The bankers note the country’s Bank Act permits them to offer a full range of insurance products through insurance company subsidiaries. While bank remains a relatively small distribution channel in the U.S. the concept is well entrenched in Europe and Canadian banks have been able to sell insurance since 1992.

In their statement, the bankers charged that pressure from insurance brokers prompted Flaherty to call for a modification of the rules regarding online sales, contrary to a ruling from the Office of the Superintendent of Financial Institutions (OSFI).

“In June, OSFI looked at this and issued a ruling saying that a bank Web site is not a bank branch and that banks are in compliance with the Bank Act when they promote insurance products on their Web sites. We heard no concerns from the government when OSFI issued its ruling, but it’s clear that the Insurance Brokers Association of Canada (IBAC) has been lobbying to have this ruling overturned.”

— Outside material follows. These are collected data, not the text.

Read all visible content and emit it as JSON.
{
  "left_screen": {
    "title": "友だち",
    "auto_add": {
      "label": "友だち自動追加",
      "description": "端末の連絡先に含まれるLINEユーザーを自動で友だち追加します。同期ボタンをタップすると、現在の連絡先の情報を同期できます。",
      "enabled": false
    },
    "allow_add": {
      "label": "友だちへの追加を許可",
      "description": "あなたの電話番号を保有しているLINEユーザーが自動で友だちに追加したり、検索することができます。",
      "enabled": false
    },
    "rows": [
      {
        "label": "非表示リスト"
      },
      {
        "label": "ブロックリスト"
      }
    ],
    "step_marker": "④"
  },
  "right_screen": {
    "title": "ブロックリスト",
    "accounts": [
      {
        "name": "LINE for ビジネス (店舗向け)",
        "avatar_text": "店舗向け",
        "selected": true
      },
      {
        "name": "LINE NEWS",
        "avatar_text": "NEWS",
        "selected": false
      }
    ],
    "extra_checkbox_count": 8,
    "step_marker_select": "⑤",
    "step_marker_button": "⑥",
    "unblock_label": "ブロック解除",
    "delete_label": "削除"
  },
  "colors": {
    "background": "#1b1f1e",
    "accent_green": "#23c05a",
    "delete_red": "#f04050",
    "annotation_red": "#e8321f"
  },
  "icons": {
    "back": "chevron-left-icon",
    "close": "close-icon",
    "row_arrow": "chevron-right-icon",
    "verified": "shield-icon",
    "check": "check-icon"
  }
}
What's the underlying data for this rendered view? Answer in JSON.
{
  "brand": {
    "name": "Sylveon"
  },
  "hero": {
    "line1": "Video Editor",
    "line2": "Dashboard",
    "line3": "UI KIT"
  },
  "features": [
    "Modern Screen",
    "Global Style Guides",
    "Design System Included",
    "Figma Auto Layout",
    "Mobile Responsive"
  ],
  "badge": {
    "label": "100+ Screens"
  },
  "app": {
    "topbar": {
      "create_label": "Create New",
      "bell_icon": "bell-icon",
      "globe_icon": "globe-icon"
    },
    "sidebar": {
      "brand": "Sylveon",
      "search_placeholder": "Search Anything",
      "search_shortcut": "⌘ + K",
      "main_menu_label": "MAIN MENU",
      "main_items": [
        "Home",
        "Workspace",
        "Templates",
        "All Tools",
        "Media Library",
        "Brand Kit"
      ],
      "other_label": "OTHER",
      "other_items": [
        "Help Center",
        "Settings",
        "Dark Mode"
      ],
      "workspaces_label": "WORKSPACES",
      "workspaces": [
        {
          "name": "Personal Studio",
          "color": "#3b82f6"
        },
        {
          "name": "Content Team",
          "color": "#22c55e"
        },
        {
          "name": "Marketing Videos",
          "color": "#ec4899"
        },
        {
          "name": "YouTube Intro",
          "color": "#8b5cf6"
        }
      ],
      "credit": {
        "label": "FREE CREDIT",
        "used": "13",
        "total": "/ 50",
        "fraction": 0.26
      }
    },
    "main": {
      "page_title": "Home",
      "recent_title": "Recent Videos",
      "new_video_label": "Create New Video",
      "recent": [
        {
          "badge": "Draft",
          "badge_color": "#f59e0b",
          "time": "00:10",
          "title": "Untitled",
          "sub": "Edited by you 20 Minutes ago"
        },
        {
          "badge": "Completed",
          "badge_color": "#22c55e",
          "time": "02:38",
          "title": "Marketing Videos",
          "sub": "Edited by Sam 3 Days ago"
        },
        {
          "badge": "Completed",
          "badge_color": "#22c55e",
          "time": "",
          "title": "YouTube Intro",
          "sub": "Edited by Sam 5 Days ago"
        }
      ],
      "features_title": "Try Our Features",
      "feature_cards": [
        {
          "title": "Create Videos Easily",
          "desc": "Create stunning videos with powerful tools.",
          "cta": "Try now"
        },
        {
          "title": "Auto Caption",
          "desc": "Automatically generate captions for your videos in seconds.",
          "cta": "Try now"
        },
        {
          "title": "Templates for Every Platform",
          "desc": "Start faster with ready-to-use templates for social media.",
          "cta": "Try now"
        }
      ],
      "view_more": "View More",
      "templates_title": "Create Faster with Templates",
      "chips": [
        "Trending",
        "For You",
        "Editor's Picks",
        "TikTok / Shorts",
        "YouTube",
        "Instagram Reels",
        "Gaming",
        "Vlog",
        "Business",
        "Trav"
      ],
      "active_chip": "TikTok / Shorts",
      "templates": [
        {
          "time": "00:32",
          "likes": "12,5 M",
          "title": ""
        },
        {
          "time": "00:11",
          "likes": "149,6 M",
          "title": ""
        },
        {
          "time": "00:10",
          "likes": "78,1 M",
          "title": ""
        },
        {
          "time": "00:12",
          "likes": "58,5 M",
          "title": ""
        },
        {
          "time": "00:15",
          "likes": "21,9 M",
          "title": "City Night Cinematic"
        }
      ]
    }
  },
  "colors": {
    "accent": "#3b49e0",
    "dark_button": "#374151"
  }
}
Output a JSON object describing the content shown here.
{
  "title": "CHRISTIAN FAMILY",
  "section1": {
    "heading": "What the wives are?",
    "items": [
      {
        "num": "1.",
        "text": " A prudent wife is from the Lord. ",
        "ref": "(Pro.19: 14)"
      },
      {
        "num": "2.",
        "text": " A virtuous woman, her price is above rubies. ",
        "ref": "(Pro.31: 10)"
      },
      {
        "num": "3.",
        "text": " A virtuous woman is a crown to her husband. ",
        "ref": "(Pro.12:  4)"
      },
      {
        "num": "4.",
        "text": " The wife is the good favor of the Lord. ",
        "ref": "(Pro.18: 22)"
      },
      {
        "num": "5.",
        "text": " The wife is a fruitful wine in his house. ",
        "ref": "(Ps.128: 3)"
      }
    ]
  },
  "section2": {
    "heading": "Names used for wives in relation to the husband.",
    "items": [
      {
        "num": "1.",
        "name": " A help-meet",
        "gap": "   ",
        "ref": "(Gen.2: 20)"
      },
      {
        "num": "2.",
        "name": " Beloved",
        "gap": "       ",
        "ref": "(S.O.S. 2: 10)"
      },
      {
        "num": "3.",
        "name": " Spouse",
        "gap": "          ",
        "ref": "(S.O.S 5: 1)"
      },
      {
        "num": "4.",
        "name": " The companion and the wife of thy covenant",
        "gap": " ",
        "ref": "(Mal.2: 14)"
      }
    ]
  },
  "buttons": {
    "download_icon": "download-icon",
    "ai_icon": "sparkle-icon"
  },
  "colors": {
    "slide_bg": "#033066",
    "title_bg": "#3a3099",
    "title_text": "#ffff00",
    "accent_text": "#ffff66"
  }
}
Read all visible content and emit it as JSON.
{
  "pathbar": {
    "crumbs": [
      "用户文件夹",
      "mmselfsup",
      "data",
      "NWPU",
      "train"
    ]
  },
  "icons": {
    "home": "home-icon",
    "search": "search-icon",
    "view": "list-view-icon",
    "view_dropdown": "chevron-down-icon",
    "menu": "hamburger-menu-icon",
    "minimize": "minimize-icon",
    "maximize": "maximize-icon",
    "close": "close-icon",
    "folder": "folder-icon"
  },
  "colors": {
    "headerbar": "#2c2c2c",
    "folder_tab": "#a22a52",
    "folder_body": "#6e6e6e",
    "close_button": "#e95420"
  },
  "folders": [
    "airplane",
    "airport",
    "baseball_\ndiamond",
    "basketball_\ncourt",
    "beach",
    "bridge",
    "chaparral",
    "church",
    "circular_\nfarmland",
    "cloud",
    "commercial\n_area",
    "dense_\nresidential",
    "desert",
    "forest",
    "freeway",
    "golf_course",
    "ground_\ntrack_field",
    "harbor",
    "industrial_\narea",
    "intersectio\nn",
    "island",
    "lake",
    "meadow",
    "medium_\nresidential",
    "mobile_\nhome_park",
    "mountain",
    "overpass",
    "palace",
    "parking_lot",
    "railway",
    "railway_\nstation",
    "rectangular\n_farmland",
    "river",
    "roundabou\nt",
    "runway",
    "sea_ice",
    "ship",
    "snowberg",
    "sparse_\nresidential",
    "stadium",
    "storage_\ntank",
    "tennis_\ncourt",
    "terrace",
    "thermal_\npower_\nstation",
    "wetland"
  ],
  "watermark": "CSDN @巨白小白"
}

Indeed, the IBAC has long sought to limit insurance sales by banks. In a 2005 letter to the Department of Finance, the association charged that since insurance brokers must routinely provide banks with “proof of insurance coverage” on their customers to whom the bank has lent money, brokers operate at an inherent disadvantage.

“In spite of any best efforts to compete, the fact remains that chartered banks possess a competitive advantage over insurance brokerages because of their much larger size, and the abundance of consumer information at their disposal,” the IBAC wrote. “They would have access to millions of customer files that could then be used to cross-market insurance products.”